There's a certain audacity involved in any attempt to extend the lives of characters in an American classic like Mark Twain's Adventures of Huckleberry Finn. Perhaps that's why it's taken more than 130 years for an author of Robert Coover's stature to make that effort. While it's unlikely that Huck Out West will attain the status of its source material, Coover's novel is a stimulating companion to Twain's novel.
In Coover's lively account, Huck's decision to "light out for the Territory" to avoid the attempt to "sivilize" him lands him a world that's about as far from civilization as one could find in 19th-century America. Whether Huck is riding for the Pony Express, scouting for both sides in the Civil War or simply trying to survive in the grimly named town of Deadwood Gulch at the start of the Black Hills Gold Rush in the mid-1870s, he demonstrates an engaging ability to live by his wits and a wryly observant eye about the often bizarre events he witnesses.
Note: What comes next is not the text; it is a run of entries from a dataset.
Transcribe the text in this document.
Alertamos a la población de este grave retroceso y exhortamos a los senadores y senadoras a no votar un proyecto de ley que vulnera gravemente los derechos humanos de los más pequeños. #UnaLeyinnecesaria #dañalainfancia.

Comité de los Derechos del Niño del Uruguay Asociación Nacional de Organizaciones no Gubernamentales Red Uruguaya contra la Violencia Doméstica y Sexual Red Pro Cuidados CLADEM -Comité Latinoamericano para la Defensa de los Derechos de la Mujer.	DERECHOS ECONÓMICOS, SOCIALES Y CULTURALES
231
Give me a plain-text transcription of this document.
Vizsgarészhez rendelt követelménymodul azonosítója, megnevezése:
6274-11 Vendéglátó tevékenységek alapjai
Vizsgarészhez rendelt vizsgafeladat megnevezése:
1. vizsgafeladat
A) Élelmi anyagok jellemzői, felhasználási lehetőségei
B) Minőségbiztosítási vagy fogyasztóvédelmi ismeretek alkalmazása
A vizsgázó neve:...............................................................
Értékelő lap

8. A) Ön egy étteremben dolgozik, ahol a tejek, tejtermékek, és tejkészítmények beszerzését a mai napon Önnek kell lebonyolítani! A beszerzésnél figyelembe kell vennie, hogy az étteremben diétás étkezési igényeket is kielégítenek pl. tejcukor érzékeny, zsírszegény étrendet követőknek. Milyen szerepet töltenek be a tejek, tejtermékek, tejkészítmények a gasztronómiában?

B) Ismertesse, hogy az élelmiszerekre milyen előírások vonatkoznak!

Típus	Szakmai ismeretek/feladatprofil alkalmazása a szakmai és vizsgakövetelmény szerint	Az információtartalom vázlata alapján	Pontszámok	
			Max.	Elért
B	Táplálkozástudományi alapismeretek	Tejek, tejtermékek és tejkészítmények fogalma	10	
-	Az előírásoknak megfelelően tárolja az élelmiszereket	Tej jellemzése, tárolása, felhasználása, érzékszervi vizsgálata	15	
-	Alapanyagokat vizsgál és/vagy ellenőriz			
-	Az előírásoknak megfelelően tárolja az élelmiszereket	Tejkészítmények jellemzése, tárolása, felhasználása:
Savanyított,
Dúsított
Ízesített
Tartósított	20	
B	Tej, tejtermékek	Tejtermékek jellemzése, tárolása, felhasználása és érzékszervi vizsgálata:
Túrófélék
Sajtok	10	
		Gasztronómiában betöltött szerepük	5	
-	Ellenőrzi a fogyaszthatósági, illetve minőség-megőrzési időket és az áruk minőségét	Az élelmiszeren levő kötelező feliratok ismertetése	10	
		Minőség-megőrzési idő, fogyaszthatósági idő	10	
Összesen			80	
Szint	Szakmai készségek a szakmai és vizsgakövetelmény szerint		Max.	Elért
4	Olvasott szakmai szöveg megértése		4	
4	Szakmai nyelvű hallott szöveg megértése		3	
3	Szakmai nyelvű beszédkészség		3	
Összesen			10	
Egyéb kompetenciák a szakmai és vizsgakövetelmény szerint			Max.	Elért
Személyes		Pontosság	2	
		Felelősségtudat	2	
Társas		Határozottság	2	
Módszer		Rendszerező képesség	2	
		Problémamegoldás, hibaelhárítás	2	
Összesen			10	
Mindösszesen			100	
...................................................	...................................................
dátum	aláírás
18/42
Coover packs his story with nearly nonstop, highly cinematic action that includes hangings, explosions and even a beheading. He remains cleverly true to Twain's use of the vernacular as Huck finds himself feeling "meloncholical" or describes another character as "start-naked." Much of the frank fun of the novel lies in trying to sort out the truth from the often exaggerated version of it Huck presents in one of his "stretchers."
Fans of Twain's novel will be pleased that Tom Sawyer, Becky Thatcher and Jim make appearances, though Huck, as the title suggests, remains the star of the story. Through Huck's friendship with a member of the Lakota Sioux tribe named Eeteh, Coover also doesn't flinch from exposing the cruel treatment of the region's native inhabitants, much of it inflicted here by a murderous George Custer who becomes Huck’s nemesis, earning him the nickname "General Hard Ass."
Whether it's read as a companion to Twain's iconic novel or as a standalone work, Huck Out West is a robust and revealing portrait of the American frontier in a time of dramatic and often wrenching transition.